“We started this looking at the 150th year anniversary of the battle,” East Atlanta resident and chairman Henry Bryant said. “We are doing this so that we learn about history, know our history and understand why our history is important.”
This year’s week-long event, which commemorates the 149th anniversary, starts Saturday and ends July 21. The event contains different activities each day. Bryant said the goal is to maintain each activity from year to year, but also add new ones. New to the event this year are four author programs, a new lineup of storytellers and stories and a dancing gala. Gala attendees will listen and dance to the music from Matt George and his band. The purpose of the gala this year is to raise money to restore the battlefield monuments.
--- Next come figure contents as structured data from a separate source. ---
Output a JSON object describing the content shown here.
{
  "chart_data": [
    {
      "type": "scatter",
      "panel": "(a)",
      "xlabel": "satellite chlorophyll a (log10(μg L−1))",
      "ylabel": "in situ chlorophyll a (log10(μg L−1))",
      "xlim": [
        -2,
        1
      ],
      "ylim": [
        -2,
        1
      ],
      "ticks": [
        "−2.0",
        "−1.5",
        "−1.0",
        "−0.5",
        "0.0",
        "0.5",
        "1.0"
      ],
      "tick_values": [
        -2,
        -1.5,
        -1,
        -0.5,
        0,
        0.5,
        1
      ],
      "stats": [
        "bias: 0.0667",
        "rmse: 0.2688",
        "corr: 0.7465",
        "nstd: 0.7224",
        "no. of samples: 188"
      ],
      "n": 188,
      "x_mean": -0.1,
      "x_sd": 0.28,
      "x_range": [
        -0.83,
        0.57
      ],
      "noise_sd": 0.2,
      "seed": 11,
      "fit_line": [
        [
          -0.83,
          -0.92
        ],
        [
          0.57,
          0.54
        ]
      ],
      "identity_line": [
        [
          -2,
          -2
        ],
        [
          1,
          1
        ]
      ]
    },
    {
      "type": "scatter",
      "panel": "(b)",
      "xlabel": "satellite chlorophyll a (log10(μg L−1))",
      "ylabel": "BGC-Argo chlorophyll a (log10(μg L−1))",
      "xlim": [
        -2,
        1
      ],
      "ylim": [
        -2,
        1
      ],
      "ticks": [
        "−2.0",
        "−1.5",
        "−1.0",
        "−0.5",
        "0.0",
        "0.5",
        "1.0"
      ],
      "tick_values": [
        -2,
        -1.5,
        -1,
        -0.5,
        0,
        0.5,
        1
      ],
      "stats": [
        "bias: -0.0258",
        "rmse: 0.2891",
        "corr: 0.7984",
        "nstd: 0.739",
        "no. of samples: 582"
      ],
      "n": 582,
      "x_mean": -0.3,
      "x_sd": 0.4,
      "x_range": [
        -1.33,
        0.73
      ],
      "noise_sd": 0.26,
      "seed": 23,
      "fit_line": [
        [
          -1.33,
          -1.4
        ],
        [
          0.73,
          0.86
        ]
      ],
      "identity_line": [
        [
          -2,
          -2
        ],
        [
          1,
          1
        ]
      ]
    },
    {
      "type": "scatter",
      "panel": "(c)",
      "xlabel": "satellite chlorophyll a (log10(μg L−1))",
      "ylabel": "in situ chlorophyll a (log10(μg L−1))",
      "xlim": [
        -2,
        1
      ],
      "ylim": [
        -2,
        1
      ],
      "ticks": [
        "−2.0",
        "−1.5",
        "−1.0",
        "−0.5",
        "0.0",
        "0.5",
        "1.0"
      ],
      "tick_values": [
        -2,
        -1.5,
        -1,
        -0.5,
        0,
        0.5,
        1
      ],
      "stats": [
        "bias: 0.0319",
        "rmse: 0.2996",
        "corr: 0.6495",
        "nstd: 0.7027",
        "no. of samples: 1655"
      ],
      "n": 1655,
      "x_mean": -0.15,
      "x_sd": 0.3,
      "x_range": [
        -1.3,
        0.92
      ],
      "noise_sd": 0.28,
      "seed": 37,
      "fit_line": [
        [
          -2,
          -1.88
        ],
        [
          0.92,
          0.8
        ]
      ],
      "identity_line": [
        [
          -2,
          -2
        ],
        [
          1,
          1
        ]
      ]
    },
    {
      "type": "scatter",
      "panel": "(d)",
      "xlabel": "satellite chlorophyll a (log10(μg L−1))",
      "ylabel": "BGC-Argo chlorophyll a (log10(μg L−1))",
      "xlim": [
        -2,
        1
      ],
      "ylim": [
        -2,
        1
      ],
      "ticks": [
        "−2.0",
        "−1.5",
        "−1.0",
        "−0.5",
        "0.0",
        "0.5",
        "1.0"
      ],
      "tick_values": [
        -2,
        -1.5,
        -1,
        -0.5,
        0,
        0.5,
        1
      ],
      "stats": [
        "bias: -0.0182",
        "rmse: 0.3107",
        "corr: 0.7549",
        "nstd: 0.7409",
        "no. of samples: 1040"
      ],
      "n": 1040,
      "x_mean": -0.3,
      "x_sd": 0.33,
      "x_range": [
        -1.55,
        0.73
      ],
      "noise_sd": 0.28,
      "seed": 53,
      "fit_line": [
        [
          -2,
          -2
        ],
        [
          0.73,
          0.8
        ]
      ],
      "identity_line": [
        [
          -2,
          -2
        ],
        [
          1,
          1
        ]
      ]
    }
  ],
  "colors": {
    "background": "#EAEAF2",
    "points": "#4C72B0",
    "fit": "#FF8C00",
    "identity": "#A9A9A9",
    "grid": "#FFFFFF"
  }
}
“We hope that by restoring the monuments, we will leave a reminder to those in 3013 of our heritage,” Bryant said. “We want to reclaim our national history, for the good of our children. It sounds a little of a cliché, but we want to know our history so that we do not repeat it.”
The oral history program will feature two Civil Rights activities. Martha Holmes-Jackson and Rosalyn Walter-Lees were among the first students to integrate Georgia public schools. Holmes-Jackson and Walter-Lees will tell their stories of attending high school at Murphy High School, which was at the battlefield of the Battle of Atlanta.
On July 20, runners will take to the battlefield in the 5K Doublequick Race. There will be a wreath-laying ceremony at the two battlefield monuments, along with a performance by the 8th Regiment Band. The event ends July 21 with a Twilight Tour of Oakland Cemetery and Pamela Hain discussing her book “Murder in the State Capitol.”